Distributed AI evaluation infrastructure and deployment gating experiments for generative AI systems.
Agent Vigilo explores what LLM and agent evaluation infrastructure can look like beyond ad hoc scripts: versioned WASM evaluators, durable evaluation runs, worker/coordinator execution, normalized results, and pass/fail gates that can sit in CI or release workflows.
It focuses on the parts of AI evaluation that become hard as systems grow: idempotent distributed work, durable event delivery, evaluator isolation, retry-safe persistence, and auditable results.
- Run evaluations like infrastructure: PostgreSQL-backed state, RabbitMQ work distribution, Rust workers, and deterministic state guards.
- Ship versioned evaluators: publish WASI Preview 2 WebAssembly evaluators with strict WIT contracts.
- Protect the runtime: Wasmtime fuel, memory, timeout, log, and concurrency limits isolate evaluator execution.
- Avoid lost events: durable outbox ledger plus hot delivery queue, RabbitMQ publisher confirms, and idempotency keys.
- Gate deployments: turn evaluator findings into dimension scores, total aggregate scores, and reproducible pass/fail decisions for agent releases.
Evaluator findings are normalized to scores, grouped into profile dimensions, combined into one execution aggregate_score, and checked against the overall score gate. An execution passes when aggregate_score >= min_execution_score and no hard blocking finding fails or errors.
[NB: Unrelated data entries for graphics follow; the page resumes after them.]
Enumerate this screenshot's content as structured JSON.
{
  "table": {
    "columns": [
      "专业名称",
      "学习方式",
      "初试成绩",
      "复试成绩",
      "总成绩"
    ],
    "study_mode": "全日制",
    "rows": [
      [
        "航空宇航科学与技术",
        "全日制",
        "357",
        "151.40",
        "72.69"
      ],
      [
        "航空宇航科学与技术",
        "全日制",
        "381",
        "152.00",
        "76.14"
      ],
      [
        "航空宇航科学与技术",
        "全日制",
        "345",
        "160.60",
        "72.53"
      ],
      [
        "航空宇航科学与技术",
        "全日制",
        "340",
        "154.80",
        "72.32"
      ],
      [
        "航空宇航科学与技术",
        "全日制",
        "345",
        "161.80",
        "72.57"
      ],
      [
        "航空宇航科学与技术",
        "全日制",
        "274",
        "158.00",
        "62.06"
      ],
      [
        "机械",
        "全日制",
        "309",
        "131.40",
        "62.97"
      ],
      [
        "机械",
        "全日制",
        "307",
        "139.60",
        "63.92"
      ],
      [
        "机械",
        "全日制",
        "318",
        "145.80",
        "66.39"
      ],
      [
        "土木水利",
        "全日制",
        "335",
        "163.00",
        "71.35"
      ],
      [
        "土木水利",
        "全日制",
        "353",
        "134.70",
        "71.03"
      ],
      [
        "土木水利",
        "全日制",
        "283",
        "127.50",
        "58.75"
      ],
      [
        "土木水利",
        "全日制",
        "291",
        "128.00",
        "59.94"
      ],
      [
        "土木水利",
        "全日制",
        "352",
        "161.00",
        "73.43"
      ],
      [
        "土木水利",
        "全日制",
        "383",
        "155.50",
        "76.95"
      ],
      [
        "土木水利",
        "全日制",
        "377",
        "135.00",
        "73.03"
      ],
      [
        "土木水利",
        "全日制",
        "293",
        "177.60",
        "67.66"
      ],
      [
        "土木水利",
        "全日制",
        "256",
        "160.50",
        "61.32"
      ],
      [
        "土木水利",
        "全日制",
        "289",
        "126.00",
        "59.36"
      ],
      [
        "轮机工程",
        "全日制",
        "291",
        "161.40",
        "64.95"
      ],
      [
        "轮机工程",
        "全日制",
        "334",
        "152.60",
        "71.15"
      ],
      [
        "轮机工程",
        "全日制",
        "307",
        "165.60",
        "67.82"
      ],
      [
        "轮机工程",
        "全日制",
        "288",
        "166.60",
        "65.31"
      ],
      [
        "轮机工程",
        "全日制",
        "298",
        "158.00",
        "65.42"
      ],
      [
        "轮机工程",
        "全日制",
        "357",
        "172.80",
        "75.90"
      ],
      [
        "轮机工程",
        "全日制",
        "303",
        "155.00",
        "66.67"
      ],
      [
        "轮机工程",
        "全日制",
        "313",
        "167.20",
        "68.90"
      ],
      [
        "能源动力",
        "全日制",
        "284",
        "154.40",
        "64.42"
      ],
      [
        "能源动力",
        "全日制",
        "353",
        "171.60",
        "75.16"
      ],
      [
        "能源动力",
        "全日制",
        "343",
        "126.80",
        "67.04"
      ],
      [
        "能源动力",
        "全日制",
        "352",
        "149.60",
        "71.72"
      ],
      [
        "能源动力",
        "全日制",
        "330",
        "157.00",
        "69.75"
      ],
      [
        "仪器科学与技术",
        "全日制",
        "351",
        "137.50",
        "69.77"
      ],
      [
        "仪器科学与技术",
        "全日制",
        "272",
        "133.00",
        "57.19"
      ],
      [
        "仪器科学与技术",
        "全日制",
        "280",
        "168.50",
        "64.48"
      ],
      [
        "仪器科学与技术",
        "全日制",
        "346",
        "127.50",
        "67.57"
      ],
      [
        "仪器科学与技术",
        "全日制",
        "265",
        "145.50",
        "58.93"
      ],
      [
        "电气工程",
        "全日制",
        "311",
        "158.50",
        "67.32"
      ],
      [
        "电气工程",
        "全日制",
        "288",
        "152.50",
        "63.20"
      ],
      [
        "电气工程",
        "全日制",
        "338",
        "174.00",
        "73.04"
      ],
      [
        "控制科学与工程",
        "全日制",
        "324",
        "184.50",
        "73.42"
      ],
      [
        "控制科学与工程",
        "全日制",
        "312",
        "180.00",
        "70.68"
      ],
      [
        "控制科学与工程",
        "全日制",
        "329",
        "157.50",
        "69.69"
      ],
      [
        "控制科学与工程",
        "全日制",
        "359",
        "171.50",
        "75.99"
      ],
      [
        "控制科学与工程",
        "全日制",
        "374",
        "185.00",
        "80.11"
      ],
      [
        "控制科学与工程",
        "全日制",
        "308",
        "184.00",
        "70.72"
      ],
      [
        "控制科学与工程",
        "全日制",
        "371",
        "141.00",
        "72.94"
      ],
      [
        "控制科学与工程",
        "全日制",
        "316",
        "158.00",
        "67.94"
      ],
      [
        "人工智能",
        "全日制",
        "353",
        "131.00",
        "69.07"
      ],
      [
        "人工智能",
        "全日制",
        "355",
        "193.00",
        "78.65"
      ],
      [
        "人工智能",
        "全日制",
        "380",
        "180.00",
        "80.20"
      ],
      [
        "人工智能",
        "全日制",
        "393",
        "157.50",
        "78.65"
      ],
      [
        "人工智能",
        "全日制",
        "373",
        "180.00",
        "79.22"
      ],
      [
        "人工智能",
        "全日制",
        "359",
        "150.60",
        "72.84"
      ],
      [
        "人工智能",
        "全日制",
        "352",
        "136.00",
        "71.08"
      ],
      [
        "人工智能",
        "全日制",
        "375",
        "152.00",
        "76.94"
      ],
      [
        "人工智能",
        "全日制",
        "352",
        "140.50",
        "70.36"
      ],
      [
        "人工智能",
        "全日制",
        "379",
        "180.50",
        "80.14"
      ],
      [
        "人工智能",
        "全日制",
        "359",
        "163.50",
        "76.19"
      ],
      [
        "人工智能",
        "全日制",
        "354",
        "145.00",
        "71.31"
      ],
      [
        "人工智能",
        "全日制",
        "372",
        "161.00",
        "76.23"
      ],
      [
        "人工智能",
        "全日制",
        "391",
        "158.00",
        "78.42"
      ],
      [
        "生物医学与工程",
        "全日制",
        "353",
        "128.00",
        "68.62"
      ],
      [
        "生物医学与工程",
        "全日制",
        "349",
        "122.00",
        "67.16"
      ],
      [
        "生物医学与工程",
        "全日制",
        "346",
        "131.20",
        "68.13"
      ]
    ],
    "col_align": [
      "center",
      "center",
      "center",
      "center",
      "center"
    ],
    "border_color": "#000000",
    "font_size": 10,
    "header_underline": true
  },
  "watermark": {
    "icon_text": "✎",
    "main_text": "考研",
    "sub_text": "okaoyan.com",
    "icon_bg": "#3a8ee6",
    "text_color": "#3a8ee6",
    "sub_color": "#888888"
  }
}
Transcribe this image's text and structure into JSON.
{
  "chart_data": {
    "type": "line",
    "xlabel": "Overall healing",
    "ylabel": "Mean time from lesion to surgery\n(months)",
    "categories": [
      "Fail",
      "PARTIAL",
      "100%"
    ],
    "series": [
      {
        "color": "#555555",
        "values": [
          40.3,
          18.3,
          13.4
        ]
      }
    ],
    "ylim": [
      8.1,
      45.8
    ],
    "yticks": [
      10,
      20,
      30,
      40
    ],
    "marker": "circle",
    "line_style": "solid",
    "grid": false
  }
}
A run passes only when every expected execution has an aggregate, no chunk failed or was cancelled, and no execution failed or errored.
A run can fail operationally because work did not complete, or complete with a failed gate because evaluation policy failed.
- Getting started: run your first evaluation.
- Architecture overview: containers, components, flows, and state diagrams.
- Scale-out and shard migration: 128 logical run shards and expansion guidance.
- Worker runtime: chunk claiming, evaluator execution, and result persistence.
- Runtime limits: Wasm evaluator sandbox and worker concurrency controls.
- Outbox lifecycle: durable event publication and retry behavior.
- Publishing evaluators: build and publish versioned WASM evaluators.
Rust, Tokio, PostgreSQL, SQLx, RabbitMQ, Wasmtime, WASI Preview 2, WIT, Docusaurus.
GitHub Actions is the source of truth for build verification. To install the optional local Git hooks:
chmod +x scripts/hooks/pre-commit scripts/hooks/pre-push
git config core.hooksPath scripts/hooksThe pre-commit hook runs nightly rustfmt only. The pre-push hook runs clippy, Rust tests, and the web typecheck. Migration smoke checks, evaluator Wasm builds, and the web production build run in CI.
Agent Vigilo is an active systems project focused on reliable AI evaluation, LLM evaluation workflows, agent testing, and deployment gates. The implementation favors explicit contracts, durable state transitions, and operational diagrams over black-box orchestration.